Salsa dance night at Big Brad’s on Broadway, a bar in downtown Rochester, had a quiet, under-the-radar beginning.
When two Rochester women first approached bar owner Dave Loomis and pitched the idea, he agreed but with one condition: He didn’t want to see the town plastered with posters and fliers advertising “Salsa Tuesdays at Big Brad’s.”
The first night it was held, three people showed up. One was the event’s creator, Maja Radulovic, a lover of the free-flowing Latin dance with few qualms about spinning across a largely empty dance floor.
But over time, the event began to grow, almost organically, as word spread through Facebook and word of mouth, to a point where Big Brad’s has become a unlikely destination for salsa dancers, packed with 60 to 100 swaying, twirling bodies at the height of the evening.
“I had no idea,” Radulovic said about the event’s unexpected popularity. “I was very hopeful, but confident? I’m not sure. I just wanted a lively Latin night.”
Before Big Brad’s, Radulovic, a Mayo Clinic research technologist and post-doctoral medical student, would go to considerable lengths to find a dancing venue. Once a week, sometimes twice, she would drive up to the Twin Cities, spinning and dancing sometimes up to four hours a night. Sometimes, she would be joined by her friend Jenny Hegland, a former University of Minnesota-Rochester teacher. Other times, she would go by herself.
“Once I started doing that, I kind of knew this is kind of serious,” said Radulovic, who was born and raised in Montenegro in southeastern Europe.

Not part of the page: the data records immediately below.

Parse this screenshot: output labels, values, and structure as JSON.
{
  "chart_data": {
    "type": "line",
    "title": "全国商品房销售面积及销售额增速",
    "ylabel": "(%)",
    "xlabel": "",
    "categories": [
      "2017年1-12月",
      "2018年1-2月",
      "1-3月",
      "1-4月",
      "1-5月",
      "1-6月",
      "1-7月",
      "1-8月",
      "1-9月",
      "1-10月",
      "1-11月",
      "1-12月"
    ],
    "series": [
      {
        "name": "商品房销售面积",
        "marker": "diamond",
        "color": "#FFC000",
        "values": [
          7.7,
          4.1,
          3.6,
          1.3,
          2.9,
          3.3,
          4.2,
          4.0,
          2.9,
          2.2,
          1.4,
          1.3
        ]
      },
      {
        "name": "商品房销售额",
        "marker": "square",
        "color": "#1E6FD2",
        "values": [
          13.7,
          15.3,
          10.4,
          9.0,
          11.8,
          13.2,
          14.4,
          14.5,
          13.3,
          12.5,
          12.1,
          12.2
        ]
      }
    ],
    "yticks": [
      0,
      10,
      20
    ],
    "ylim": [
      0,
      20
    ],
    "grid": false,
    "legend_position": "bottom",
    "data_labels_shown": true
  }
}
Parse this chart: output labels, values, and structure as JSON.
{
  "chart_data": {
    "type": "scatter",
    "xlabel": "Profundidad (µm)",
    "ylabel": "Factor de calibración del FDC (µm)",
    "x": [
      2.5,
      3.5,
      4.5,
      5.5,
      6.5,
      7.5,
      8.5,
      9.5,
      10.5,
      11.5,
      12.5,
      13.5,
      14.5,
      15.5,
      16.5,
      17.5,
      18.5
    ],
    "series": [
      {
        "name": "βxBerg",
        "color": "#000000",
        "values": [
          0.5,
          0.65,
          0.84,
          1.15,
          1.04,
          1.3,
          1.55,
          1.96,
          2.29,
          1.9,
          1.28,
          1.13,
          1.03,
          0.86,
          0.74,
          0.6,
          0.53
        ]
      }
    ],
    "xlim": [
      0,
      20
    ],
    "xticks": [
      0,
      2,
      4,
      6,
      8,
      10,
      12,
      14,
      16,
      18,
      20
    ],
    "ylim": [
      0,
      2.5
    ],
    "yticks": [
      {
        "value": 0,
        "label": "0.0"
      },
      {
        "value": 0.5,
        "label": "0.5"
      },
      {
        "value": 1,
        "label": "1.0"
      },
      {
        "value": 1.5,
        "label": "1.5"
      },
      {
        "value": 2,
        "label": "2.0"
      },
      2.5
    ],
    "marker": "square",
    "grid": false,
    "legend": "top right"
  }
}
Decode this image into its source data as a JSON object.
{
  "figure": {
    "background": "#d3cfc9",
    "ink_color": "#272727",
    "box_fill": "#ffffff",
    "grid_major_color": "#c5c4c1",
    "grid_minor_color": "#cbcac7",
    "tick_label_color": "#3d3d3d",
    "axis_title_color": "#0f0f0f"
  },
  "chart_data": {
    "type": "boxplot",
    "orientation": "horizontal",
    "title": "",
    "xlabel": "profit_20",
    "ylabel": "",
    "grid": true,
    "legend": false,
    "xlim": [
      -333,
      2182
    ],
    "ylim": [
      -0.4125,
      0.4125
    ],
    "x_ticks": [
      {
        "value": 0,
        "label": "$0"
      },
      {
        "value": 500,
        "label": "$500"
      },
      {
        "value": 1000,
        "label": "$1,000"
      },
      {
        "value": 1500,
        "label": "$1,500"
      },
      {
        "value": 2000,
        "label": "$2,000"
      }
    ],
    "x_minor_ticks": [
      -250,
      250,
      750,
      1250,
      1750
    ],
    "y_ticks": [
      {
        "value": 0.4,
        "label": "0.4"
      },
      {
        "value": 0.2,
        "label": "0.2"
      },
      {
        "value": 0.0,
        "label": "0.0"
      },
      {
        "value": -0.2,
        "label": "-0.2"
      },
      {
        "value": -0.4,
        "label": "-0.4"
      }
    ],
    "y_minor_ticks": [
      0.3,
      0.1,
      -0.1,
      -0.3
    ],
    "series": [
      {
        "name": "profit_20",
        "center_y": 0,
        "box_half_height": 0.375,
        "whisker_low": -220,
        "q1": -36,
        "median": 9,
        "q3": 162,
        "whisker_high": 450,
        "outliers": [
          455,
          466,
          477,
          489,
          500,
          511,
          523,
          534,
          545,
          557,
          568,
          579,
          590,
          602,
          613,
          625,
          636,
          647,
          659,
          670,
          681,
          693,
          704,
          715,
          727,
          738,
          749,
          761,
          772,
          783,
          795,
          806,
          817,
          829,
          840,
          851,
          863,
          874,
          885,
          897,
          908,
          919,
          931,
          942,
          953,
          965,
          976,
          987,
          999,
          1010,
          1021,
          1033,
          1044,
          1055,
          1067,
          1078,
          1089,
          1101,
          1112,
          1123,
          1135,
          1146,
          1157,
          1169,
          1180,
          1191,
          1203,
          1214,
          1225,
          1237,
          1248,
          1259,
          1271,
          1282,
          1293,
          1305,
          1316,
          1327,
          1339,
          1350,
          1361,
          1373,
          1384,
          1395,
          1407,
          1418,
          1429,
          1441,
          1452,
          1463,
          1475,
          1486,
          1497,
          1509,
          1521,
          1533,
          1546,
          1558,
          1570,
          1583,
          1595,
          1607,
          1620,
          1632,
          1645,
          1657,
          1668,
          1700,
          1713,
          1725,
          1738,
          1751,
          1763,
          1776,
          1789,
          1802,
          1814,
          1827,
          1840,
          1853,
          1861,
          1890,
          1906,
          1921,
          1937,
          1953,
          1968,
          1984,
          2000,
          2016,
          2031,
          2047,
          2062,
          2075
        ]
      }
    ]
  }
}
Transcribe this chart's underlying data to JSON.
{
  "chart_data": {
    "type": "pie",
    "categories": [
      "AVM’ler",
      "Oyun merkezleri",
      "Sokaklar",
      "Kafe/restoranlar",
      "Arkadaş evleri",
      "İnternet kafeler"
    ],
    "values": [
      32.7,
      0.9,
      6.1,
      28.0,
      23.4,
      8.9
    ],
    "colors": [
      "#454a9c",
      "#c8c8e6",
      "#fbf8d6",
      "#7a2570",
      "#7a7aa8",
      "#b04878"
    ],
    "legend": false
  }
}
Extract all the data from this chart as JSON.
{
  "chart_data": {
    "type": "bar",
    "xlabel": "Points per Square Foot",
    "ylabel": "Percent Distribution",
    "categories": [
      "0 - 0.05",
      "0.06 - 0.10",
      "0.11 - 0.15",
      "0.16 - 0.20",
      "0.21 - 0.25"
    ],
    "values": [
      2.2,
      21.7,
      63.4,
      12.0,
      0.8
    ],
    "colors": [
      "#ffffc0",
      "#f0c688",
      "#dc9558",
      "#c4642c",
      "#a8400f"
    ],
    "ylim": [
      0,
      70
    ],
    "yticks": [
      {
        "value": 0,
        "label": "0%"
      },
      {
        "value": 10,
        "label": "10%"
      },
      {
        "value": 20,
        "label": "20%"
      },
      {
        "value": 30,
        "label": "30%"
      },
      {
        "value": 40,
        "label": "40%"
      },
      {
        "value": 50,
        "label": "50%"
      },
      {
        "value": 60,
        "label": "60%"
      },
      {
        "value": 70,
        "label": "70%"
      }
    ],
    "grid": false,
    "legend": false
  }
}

To some people, Big Brad’s might not seem the most obvious venue to host a salsa evening. It’s a quintessential, unpretentious hometown bar with a reputation for having the cheapest drinks in Rochester. But Tuesday nights were often dead, a fact that Radulovic picked up on the night she and her friends stopped by to celebrate a friend’s birthday two years ago.
For the rest of the night, they played pool and danced.
“I told (a friend), ‘I wonder if Dave would let us come back and do the same thing,'” Radulovic recalled. “There didn’t seem to be anyone there, and we could just dance there.”
Loomis said a few bar owners gave him some “grief” when they got wind of Big Brad’s Salsa Tuesdays, fearful that the event would draw the wrong crowd downtown. Other drinking establishments had hosted Latin Night-style events in the past, and their reputation became sullied when they became scenes of stabbings and other violence. It was for that reason that that Loomis had told the women that he didn’t want fliers posted.
Loomis said he tells the other bar owners to come and see for themselves. “It’s just people having fun,” he said. Even so, when people call asking about the bar’s Latin night, Loomis quickly corrects them. “I tell them straight up, ‘I have a Salsa Dance Night,'” he tells them.
“It fueled itself,” Loomis said. “There isn’t a lot going on on Tuesday nights, so when people are out and about, they poke their head in here, and they see a big group of girls dancing. They built that up. There is a large Latin community in Rochester.”
Salsa Tuesdays, of course, has its upside for the bar, turning a once quiet bar night into a lively evening that is good for the bar’s bottom line.
“At the end of the night, when they’re leaving, they’re saying, ‘Thanks for having this.’ A lot of them say that,” Loomis said.